Live Loud, Love More
I’m not entirely sure what happened to me along the way but as I get older I know I’ve gotten some things wrong in life so far. One thing is for certain, everyone goes through life at a different pace than one another. Some must deal with extremely difficult situations that cause them to have to grow up faster than others. Some are spoiled and never truly appreciate hard work and what it means to work towards a goal that takes months or even years to achieve. Some are bullied in public schools causing them to be reclusive and withdrawn. Some are home schooled and never really learn how to be a social butterfly. You may be so comfortable around strangers but sometimes you are too open and say more than you should.
I don’t really know what led to this trait of mine, but I’m determined to kick it sooner than later, cuz we’re always running against the clock of life. I’ve always been one to be cautious of other people’s feelings and space, not one to start a conflict or make a scene. This isn’t a bad thing but I’m thinking because of this I’ve kind of been ashamed of things I enjoy. I tend to hide things from others who I think will react differently, but in reality I’m hiding a piece of who I really am. I try and stay ‘normal’ for the sake of others.

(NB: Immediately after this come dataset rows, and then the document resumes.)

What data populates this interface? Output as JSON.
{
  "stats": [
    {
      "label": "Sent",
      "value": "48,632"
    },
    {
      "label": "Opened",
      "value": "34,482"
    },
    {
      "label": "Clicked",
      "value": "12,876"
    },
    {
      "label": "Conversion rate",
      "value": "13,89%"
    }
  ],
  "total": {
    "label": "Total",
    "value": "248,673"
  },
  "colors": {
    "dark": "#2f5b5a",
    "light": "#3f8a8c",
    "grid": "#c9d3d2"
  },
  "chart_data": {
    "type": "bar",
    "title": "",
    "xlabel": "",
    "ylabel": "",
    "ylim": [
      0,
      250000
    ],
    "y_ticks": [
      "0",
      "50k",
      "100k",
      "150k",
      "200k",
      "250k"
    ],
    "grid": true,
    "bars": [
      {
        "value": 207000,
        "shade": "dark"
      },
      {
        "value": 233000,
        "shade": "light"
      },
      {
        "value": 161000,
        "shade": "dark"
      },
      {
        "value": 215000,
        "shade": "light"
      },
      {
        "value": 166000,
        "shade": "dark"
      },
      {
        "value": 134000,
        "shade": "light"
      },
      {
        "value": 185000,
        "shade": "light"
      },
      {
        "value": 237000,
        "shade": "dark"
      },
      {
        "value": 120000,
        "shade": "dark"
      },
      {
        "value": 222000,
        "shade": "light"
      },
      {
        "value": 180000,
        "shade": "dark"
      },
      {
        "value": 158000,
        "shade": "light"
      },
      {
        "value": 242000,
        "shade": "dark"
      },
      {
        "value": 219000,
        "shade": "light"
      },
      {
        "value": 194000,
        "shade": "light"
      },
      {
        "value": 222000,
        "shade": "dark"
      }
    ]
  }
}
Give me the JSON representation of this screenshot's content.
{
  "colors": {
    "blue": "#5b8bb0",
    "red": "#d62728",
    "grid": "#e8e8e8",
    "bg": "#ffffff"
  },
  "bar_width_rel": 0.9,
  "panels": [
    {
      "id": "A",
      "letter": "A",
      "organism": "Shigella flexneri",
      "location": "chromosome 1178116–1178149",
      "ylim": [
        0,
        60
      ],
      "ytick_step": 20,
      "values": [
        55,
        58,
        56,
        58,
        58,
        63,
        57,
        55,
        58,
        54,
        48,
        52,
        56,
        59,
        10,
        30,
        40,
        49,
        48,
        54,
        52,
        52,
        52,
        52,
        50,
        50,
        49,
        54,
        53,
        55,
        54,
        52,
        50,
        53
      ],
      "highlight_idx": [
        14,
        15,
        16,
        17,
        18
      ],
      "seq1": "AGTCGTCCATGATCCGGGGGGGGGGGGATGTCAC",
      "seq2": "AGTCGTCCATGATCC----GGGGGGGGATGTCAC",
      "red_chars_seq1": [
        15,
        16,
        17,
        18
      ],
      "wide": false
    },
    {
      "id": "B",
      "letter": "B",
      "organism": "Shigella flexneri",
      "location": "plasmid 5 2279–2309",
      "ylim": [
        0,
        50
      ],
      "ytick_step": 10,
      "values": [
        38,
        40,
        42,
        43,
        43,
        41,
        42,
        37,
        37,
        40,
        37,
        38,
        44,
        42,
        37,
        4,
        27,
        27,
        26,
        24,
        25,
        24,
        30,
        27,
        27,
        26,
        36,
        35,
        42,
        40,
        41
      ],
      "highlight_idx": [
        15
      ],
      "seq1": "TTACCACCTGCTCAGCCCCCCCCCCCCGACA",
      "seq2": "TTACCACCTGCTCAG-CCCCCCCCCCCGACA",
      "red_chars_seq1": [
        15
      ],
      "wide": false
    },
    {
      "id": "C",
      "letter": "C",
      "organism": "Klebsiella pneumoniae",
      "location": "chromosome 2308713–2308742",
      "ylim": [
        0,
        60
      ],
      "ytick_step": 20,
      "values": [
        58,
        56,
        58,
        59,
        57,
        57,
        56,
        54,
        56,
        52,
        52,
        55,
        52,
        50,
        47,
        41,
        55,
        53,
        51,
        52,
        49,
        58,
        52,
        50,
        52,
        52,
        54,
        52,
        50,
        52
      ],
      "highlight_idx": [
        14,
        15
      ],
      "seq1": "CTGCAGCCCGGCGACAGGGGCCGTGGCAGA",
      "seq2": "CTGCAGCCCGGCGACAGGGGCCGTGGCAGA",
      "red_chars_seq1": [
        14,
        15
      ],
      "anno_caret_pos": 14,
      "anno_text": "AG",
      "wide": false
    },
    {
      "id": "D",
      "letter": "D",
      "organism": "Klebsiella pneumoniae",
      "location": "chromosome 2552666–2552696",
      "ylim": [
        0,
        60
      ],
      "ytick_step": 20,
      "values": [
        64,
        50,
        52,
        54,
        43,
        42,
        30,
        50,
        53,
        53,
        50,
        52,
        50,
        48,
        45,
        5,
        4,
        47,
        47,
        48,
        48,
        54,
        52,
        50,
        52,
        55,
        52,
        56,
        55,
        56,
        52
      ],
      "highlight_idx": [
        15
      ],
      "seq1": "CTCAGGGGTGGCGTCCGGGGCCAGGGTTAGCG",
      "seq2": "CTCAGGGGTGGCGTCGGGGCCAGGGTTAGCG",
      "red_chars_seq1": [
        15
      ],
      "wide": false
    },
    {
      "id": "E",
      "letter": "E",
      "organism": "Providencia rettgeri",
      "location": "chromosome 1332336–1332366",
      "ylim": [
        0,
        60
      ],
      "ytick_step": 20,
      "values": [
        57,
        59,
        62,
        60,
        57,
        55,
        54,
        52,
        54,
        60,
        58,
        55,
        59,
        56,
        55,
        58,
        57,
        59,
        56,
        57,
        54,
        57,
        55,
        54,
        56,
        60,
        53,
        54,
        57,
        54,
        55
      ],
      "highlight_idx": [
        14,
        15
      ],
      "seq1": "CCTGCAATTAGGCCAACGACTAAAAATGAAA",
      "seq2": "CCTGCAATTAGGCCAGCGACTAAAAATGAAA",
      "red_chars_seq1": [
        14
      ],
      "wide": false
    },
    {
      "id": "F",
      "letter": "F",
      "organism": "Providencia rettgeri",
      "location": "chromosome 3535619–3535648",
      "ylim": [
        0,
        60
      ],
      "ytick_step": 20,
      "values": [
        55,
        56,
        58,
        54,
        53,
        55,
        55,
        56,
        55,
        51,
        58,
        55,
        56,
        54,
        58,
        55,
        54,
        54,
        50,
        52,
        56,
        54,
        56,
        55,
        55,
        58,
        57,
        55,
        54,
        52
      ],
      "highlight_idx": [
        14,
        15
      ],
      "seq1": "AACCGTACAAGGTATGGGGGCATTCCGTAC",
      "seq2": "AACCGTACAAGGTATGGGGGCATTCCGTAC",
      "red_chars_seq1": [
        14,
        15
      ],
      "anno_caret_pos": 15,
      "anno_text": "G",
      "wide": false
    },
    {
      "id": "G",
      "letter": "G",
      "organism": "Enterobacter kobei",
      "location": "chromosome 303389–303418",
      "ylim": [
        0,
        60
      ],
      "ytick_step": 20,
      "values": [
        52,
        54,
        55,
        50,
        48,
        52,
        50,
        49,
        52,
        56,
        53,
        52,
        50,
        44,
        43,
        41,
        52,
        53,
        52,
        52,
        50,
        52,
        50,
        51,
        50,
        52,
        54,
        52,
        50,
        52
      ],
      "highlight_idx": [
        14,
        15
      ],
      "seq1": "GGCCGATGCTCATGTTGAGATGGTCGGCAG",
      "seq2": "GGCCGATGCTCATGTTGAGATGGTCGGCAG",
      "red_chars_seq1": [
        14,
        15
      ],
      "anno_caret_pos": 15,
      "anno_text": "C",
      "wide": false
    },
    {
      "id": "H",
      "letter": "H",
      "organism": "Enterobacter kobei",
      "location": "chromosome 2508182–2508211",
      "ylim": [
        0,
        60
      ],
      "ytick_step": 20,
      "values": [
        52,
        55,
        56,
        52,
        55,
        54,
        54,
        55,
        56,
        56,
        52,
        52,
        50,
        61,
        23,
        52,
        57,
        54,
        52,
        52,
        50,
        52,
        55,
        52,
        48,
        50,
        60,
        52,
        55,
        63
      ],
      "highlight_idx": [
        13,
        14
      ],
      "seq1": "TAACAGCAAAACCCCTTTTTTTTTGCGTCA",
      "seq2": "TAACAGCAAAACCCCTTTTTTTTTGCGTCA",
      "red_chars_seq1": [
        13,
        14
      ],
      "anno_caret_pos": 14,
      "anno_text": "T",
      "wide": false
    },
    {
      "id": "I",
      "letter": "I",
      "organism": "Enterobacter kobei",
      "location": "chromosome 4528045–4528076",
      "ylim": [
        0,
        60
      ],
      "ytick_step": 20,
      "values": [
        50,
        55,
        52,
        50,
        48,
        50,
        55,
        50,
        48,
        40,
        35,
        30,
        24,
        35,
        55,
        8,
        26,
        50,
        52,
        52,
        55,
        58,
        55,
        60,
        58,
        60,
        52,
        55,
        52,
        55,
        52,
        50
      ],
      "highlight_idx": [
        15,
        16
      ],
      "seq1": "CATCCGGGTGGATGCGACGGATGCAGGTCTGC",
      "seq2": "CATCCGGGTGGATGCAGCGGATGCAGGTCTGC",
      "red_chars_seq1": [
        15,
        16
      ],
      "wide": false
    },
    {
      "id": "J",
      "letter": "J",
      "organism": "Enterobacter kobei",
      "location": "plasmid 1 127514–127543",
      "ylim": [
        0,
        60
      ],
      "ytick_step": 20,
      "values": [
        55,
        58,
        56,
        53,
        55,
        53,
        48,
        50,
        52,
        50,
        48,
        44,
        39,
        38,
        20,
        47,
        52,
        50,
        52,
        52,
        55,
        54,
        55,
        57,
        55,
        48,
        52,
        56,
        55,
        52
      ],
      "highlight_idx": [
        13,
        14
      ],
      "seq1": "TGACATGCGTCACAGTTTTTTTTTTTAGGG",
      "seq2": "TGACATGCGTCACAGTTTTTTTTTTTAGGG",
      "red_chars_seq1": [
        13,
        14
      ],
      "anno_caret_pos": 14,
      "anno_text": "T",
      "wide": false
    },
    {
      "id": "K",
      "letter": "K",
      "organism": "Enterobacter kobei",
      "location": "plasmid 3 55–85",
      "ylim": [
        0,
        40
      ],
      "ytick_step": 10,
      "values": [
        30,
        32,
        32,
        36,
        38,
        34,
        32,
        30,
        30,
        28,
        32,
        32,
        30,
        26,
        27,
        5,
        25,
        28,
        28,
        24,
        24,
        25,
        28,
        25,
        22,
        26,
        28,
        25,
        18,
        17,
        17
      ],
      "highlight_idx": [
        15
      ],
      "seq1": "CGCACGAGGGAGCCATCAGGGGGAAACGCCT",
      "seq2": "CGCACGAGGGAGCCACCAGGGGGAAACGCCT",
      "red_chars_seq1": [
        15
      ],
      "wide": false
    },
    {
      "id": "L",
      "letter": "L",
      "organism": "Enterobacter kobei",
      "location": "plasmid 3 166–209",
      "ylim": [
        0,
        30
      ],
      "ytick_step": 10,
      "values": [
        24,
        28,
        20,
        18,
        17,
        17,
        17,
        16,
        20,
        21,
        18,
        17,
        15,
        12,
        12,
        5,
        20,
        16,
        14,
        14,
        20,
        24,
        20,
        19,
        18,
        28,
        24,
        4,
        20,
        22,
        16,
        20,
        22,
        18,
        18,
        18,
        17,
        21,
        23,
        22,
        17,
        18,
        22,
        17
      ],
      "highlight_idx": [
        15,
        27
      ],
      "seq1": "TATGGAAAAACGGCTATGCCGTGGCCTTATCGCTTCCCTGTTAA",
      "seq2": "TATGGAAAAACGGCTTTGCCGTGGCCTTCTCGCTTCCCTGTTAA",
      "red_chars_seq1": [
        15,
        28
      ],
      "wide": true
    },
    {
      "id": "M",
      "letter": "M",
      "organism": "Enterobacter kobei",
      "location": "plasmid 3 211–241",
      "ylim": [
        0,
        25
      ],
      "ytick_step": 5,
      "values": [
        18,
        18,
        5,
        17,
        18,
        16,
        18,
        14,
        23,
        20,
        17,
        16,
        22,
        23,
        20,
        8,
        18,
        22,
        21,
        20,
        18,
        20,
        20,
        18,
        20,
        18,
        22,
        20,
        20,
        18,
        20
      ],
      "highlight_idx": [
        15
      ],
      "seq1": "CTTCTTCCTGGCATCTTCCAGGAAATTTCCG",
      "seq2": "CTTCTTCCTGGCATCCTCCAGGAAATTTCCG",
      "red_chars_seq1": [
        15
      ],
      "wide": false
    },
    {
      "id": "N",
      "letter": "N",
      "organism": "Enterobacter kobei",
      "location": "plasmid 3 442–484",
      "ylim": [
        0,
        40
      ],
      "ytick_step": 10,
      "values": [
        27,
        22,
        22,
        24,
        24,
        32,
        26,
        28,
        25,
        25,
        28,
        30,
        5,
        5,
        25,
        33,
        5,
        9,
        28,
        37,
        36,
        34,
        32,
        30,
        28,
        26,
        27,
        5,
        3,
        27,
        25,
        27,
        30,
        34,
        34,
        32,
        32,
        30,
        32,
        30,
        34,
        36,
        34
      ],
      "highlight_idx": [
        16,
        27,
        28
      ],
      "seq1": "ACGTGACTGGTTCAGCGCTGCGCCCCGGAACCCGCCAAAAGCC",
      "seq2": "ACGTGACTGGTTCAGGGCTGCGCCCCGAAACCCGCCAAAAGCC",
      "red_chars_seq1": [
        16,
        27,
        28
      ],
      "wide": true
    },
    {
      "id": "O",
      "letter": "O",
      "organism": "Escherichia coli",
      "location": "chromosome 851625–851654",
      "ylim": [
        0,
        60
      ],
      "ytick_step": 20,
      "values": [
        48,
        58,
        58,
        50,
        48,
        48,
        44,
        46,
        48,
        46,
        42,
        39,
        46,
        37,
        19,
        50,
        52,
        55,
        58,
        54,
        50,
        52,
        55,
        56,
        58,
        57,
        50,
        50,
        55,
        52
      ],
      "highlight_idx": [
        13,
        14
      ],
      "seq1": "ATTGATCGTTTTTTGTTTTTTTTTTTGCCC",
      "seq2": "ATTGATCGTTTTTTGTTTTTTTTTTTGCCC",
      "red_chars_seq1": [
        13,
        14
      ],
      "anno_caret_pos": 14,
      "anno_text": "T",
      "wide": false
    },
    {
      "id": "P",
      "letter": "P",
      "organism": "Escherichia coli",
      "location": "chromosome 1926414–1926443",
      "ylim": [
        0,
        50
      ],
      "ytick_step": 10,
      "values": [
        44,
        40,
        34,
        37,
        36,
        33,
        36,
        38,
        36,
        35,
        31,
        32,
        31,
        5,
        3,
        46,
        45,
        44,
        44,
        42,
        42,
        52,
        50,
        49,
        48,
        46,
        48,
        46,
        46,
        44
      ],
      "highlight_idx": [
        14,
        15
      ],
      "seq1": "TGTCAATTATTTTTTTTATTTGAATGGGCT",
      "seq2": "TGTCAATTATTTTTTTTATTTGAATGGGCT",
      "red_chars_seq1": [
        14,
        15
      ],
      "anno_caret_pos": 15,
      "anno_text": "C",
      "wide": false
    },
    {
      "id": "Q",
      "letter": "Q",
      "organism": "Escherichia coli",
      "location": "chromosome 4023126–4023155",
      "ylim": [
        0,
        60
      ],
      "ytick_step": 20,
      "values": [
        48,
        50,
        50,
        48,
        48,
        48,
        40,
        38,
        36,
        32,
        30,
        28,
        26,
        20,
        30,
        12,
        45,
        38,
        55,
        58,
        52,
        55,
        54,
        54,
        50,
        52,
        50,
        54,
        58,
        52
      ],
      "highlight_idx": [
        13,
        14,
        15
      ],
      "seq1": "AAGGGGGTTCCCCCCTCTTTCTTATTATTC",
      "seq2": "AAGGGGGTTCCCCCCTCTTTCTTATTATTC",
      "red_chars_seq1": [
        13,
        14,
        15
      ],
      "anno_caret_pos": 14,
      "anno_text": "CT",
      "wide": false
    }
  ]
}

Since just before high school I started enjoying heavier music, metal, screamo, hardcore, whatever you want to label it. This is great when you are enjoying it with others who appreciate it, but being in high school there were some who hated it or even some who said my music wasn’t heavy enough, or the artists lacked talent etc. This didn’t stop me from listening to these artists but I think it struck with me that not everyone enjoys the same music. I don’t really know if it was since then considering I remember finding others who shared my passion for this music in college but somehow between then and now I faded in terms of really enjoying it again. If someone else was in the room I’d turn it down, or switch genres completely to avoid the whole ‘omg what the hell are you listening to’ conversation. I’d hide what I really enjoyed, even when cruising the streets with my windows down when stopped at a light I would turn my music down as if it was causing a disturbance. Music is so important to me that thinking of this now just seems silly. I’ve learned that a large majority of people just listen to the radio, and have literally no clue what good music is anyways, they just follow the masses or summer top hit.
Another trait that I concealed that makes me who I am is the fact that I can be a pretty pathetic romantic at times. What can be seen as cute by some can be a turnoff by others and again throughout my life I slowly buried it deep down. Comments from people I knew (never close friends) and even failed relationships, turned a once open-voiced romantic to a closet dreamer. Up until recently it was so bad that I’d have internal conversations with myself to kick these thoughts as even I looked at them as unacceptable, obsessive, and wrong. If it’s truly how you feel why should you be ashamed of speaking it aloud? If you do and the person you are spilling yourself out for is embarrassed, then shouldn’t that be a clear indication that maybe you two don’t belong? Either way it was hiding a part of myself, and I believe if you really want to be happy every day you ought to be comfortable and be able to be your 100% self. Not that I’m going to run around telling everyone I see how I feel, it’s just I shouldn’t be ashamed of feeling a certain way.
I call this one the guy-complex. Definitely prevalent in high school and maybe a bit of college. Media is also a big player in this game but as a guy generally you are supposed to be this tough, rugged, emotionless statue. This could also be a reason for my second example’s rapid dispersal, however most romance is still a desirable trait sought out in a partner. Where the guy-complex really holds us back is with our friendships and sometimes even family. As a core group of guy friends we’ve always been close, but I can remember times in high school we’d put on a tougher facade than what was really there. Once we began drinking the worry of upholding that standard slips away and we’ve started being a bit more vocal with each other. I still only really hug my best guy friends when we’ve been drinking but I aim to make this more of who I am, hugs feel good, and what’s not manly about feeling good? It’s just one of those things where society for the most part says a handshake is more acceptable for dude to dude affection. Most of the time love is pretty obvious, even if it’s never been stated actions speak volumes, and the guy-complex definitely holds back that phrase that ought to be said more often I love you man. I’ll take an easy way out right now and say I love ya to the mans reading and editing this article, we’re family anyways. Which leads me to family. Family is there from the beginning and mine hasn’t heard those words come out of my mouth nearly often enough. We value and uphold love yet in certain cases want to hide it, it makes no sense.
These are just some things that are more personable to me that I want to work at abolishing for the rest of my life. Ultimately it comes down to the fact: I’m done hiding my words and holding back on the things I love in life. I should be proud of these personality traits not ashamed of them.
Be yourself, because you are the only you
You don’t need to impress everyone, and you don’t need to be friends with everyone. Not saying you should purposefully piss people off but maybe that’s what kind of person you are, so to that I guess I say you do you. Just don’t be worried about what others will think or let that worry stop you from being the person you are/want to be. Some situations the worry will still be there, but I’m hoping that with time it’ll be less and less frequent. I’ll let you know how it goes, so far so good.